In every country, there is a standardized rank and file of doctors; ranging from interns to junior doctors (termed house officers), senior house officers, specialists, and consultants. In those settings, a well functioning on-call system operates, such that the patient is managed at all levels, thus promoting the growth of those that work therein, while serving the needs of patients. In this operational structure, a patient is seen by an A and E physician, who refers the patient to a doctor from an admitting service, who assesses the patient in that very department before transferring to the wards. This vastly reduces the likelihood of misdiagnoses and encourages a unified multi-specialty approach to healthcare.
How then, in light of our irrefutable inadequacies can one make the argument that there are sufficient doctors and that we the doctors are merely being granted a favor? Well, we believe that unless and until there is a doctor available 24/7 at Pogson and Mary Charles hospital to serve the needs of our communities, we are far from saturated.
A system saturated with capable doctors does not allow mortality from treatable conditions because there was no doctor to be found. Nor does a system saturated with doctors leave nurses alone from 04:00 pm on the wards to provide levels of care to patients that they are neither trained or qualified to give.
A system saturated with capable doctors does not leave admitted patients unseen by a doctor for an entire weekend, even longer during national holidays. A system saturated with doctors cannot explain why the emergency room continues to exist without a specialist in emergency medicine, including the waiting times’ patients are subjected to. It is only until these needs are addressed can a government that cares about the health of its people make the argument that the system is saturated with doctors.
This is not an attack on private practice, but a patient’s life should never be caught in the crossfire between a decision to stay in your practice to make up for the substandard salaries you agreed to and returning to reexamine and treat a patient admitted under your care. Yes, the system is bursting at its seams, but not with a glut of doctors; it is bursting at its seams with ineptitude and poor leadership.

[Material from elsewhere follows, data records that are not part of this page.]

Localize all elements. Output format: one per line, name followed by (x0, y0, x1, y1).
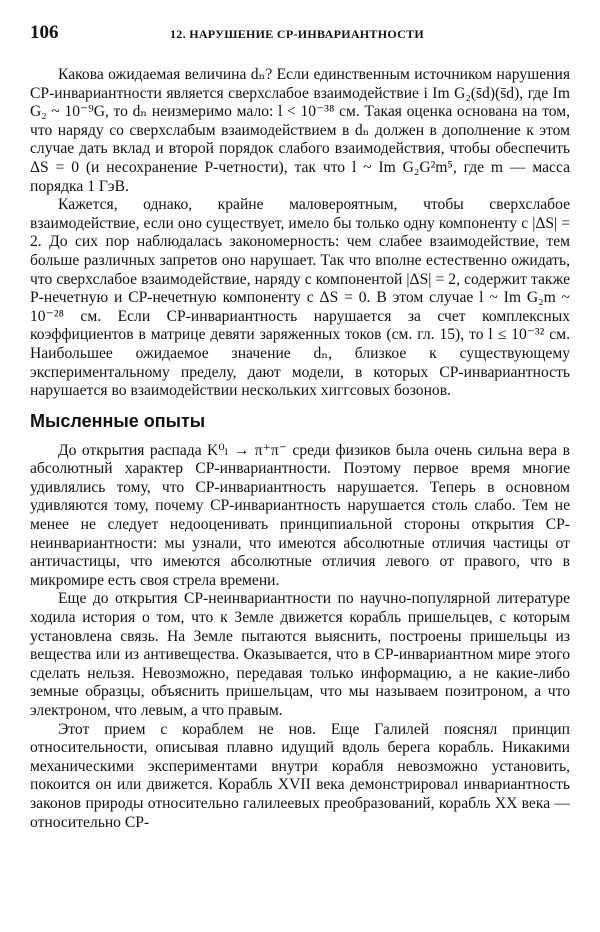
paragraph: Еще до открытия CP-неинвариантности по научно-популярной литературе ходила история о том, что к Земле движется корабль пришельцев, с которым установлена связь. На Земле пытаются выяснить, построены пришельцы из вещества или из антивещества. Оказывается, что в CP-инвариантном мире этого сделать нельзя. Невозможно, передавая только информацию, а не какие-либо земные образцы, объяснить пришельцам, что мы называем позитроном, а что электроном, что левым, а что правым. (30, 590, 570, 719)
paragraph: Этот прием с кораблем не нов. Еще Галилей пояснял принцип относительности, описывая плавно идущий вдоль берега корабль. Никакими механическими экспериментами внутри корабля невозможно установить, покоится он или движется. Корабль XVII века демонстрировал инвариантность законов природы относительно галилеевых преобразований, корабль XX века — относительно CP- (30, 720, 570, 831)
paragraph: Кажется, однако, крайне маловероятным, чтобы сверхслабое взаимодействие, если оно существует, имело бы только одну компоненту с |ΔS| = 2. До сих пор наблюдалась закономерность: чем слабее взаимодействие, тем больше различных запретов оно нарушает. Так что вполне естественно ожидать, что сверхслабое взаимодействие, наряду с компонентой |ΔS| = 2, содержит также P-нечетную и CP-нечетную компоненту с ΔS = 0. В этом случае l ~ Im G₂m ~ 10⁻²⁸ см. Если CP-инвариантность нарушается за счет комплексных коэффициентов в матрице девяти заряженных токов (см. гл. 15), то l ≤ 10⁻³² см. Наибольшее ожидаемое значение dₙ, близкое к существующему экспериментальному пределу, дают модели, в которых CP-инвариантность нарушается во взаимодействии нескольких хиггсовых бозонов. (30, 196, 570, 400)
running-head: 12. НАРУШЕНИЕ CP-ИНВАРИАНТНОСТИ (170, 27, 425, 41)
paragraph: Какова ожидаемая величина dₙ? Если единственным источником нарушения CP-инвариантности является сверхслабое взаимодействие i Im G₂(s̄d)(s̄d), где Im G₂ ~ 10⁻⁹G, то dₙ неизмеримо мало: l < 10⁻³⁸ см. Такая оценка основана на том, что наряду со сверхслабым взаимодействием в dₙ должен в дополнение к этом случае дать вклад и второй порядок слабого взаимодействия, чтобы обеспечить ΔS = 0 (и несохранение P-четности), так что l ~ Im G₂G²m⁵, где m — масса порядка 1 ГэВ. (30, 66, 570, 195)
section-title: Мысленные опыты (30, 410, 206, 431)
page-header (30, 22, 570, 50)
paragraph: До открытия распада K⁰ₗ → π⁺π⁻ среди физиков была очень сильна вера в абсолютный характер CP-инвариантности. Поэтому первое время многие удивлялись тому, что CP-инвариантность нарушается. Теперь в основном удивляются тому, почему CP-инвариантность нарушается столь слабо. Тем не менее не следует недооценивать принципиальной стороны открытия CP-неинвариантности: мы узнали, что имеются абсолютные отличия частицы от античастицы, что имеются абсолютные отличия левого от правого, что в микромире есть своя стрела времени. (30, 441, 570, 589)
page-number: 106 (30, 22, 59, 43)
page-body (30, 66, 570, 832)
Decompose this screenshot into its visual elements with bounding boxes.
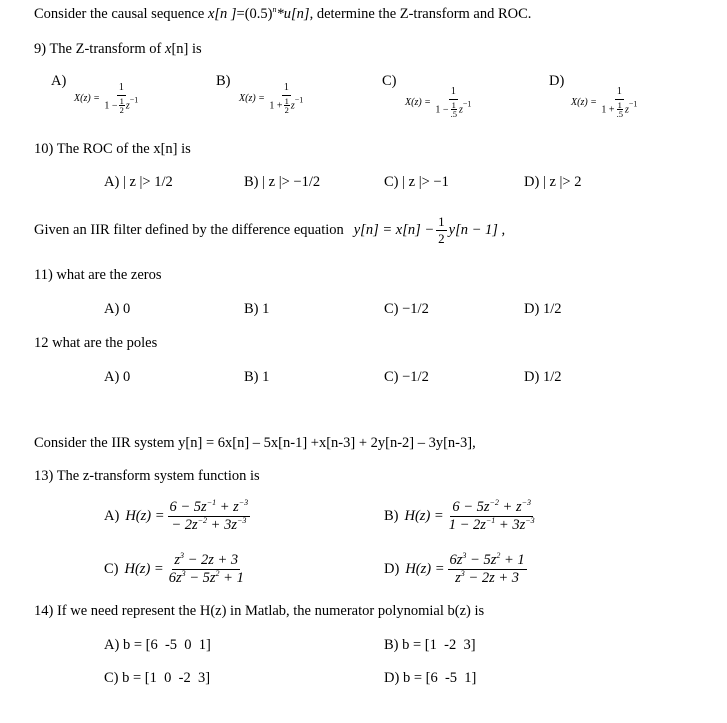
q9-option-b[interactable]: B): [216, 73, 231, 89]
intro-tail: , determine the Z-transform and ROC.: [309, 6, 532, 22]
iir-frac: $\frac{1}{2}$: [438, 214, 445, 246]
iir-eq-post: y[n − 1] ,: [448, 221, 506, 238]
q11-option-d[interactable]: D) 1/2: [524, 301, 562, 317]
seq-eq: =(0.5): [236, 6, 273, 22]
q10-label: 10) The ROC of the x[n] is: [34, 141, 191, 157]
q11-option-b[interactable]: B) 1: [244, 301, 270, 317]
q12-option-d[interactable]: D) 1/2: [524, 369, 562, 385]
q9-option-a-formula: X(z) = 1 1 − $\frac{1}{2}$ $z^{-1}$: [74, 82, 139, 115]
iir-statement: Given an IIR filter defined by the difference equation y[n] = x[n] − $\frac{1}{2}$ y[n − 1] ,: [34, 214, 506, 246]
q10-option-d[interactable]: D) | z |> 2: [524, 174, 582, 190]
q9-option-d[interactable]: D): [549, 73, 565, 89]
q11-label: 11) what are the zeros: [34, 267, 162, 283]
q13-option-a[interactable]: A) H(z) = $\frac{6 - 5z^{-1} + z^{-3}}{- 2z^{-2} + 3z^{-3}}$: [104, 498, 249, 534]
q10-option-a[interactable]: A) | z |> 1/2: [104, 174, 173, 190]
q9-option-b-formula: X(z) = 1 1 + $\frac{1}{2}$ $z^{-1}$: [239, 82, 304, 115]
q9-option-d-formula: X(z) = 1 1 + $\frac{1}{.5}$ $z^{-1}$: [571, 86, 638, 119]
iir-eq-pre: y[n] = x[n] −: [353, 221, 435, 238]
intro-line: [34, 7, 531, 22]
seq-exp: n: [272, 5, 277, 14]
system-statement: Consider the IIR system y[n] = 6x[n] – 5x[n-1] +x[n-3] + 2y[n-2] – 3y[n-3],: [34, 435, 476, 451]
q9-option-c[interactable]: C): [382, 73, 397, 89]
q14-option-b[interactable]: B) b = [1 -2 3]: [384, 637, 476, 653]
q11-option-a[interactable]: A) 0: [104, 301, 131, 317]
q13-option-c[interactable]: C) H(z) = $\frac{z^3 - 2z + 3}{6z^3 - 5z^2 + 1}$: [104, 551, 244, 587]
q9-option-c-formula: X(z) = 1 1 − $\frac{1}{.5}$ $z^{-1}$: [405, 86, 472, 119]
q13-label: 13) The z-transform system function is: [34, 468, 260, 484]
q14-label: 14) If we need represent the H(z) in Matlab, the numerator polynomial b(z) is: [34, 603, 485, 619]
q10-option-b[interactable]: B) | z |> −1/2: [244, 174, 321, 190]
q9-label: 9) The Z-transform of x[n] is: [34, 41, 202, 57]
q14-option-c[interactable]: C) b = [1 0 -2 3]: [104, 670, 211, 686]
q13-option-b[interactable]: B) H(z) = $\frac{6 - 5z^{-2} + z^{-3}}{1 - 2z^{-1} + 3z^{-3}}$: [384, 498, 535, 534]
q9-option-a[interactable]: A): [51, 73, 67, 89]
q14-option-a[interactable]: A) b = [6 -5 0 1]: [104, 637, 211, 653]
q12-option-b[interactable]: B) 1: [244, 369, 270, 385]
q13-option-d[interactable]: D) H(z) = $\frac{6z^3 - 5z^2 + 1}{z^3 - 2z + 3}$: [384, 551, 525, 587]
q14-option-d[interactable]: D) b = [6 -5 1]: [384, 670, 477, 686]
seq-lhs: x[n ]: [207, 6, 237, 22]
q12-option-a[interactable]: A) 0: [104, 369, 131, 385]
intro-text: Consider the causal sequence: [34, 6, 205, 22]
q11-option-c[interactable]: C) −1/2: [384, 301, 429, 317]
q12-option-c[interactable]: C) −1/2: [384, 369, 429, 385]
q10-option-c[interactable]: C) | z |> −1: [384, 174, 449, 190]
seq-rest: *u[n]: [276, 6, 310, 22]
q12-label: 12 what are the poles: [34, 335, 158, 351]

Nurses are so often forced to braze the inclement weather to make it to work afoot, overworked to the point that an elderly seemingly dies – choking on food from lack of supervision or left to writhe in pain from bedsores that won’t heal because of inadequate staff to turn them. When at nights or on holidays an X-Ray technician has to be called in from home for an emergency case and a perennial staff shortage at the lab that causes results for tests that take at most 45 minutes to return six-eight hours later to an emergency room. It is saddening that people tasked with leading some of the brightest minds in St Kitts and Nevis lack foresight, emotional intelligence, and empathy.
Healthcare has to be made a priority in St Kitts and Nevis with an economy dependent on tourists, and Citizenship by Investment (CBI) program. Instead, the authorities choose to label every fresh coat of paint as “state of the art”. Whereas a medical tourism initiative could substantially offset the costs of providing quality care to citizens.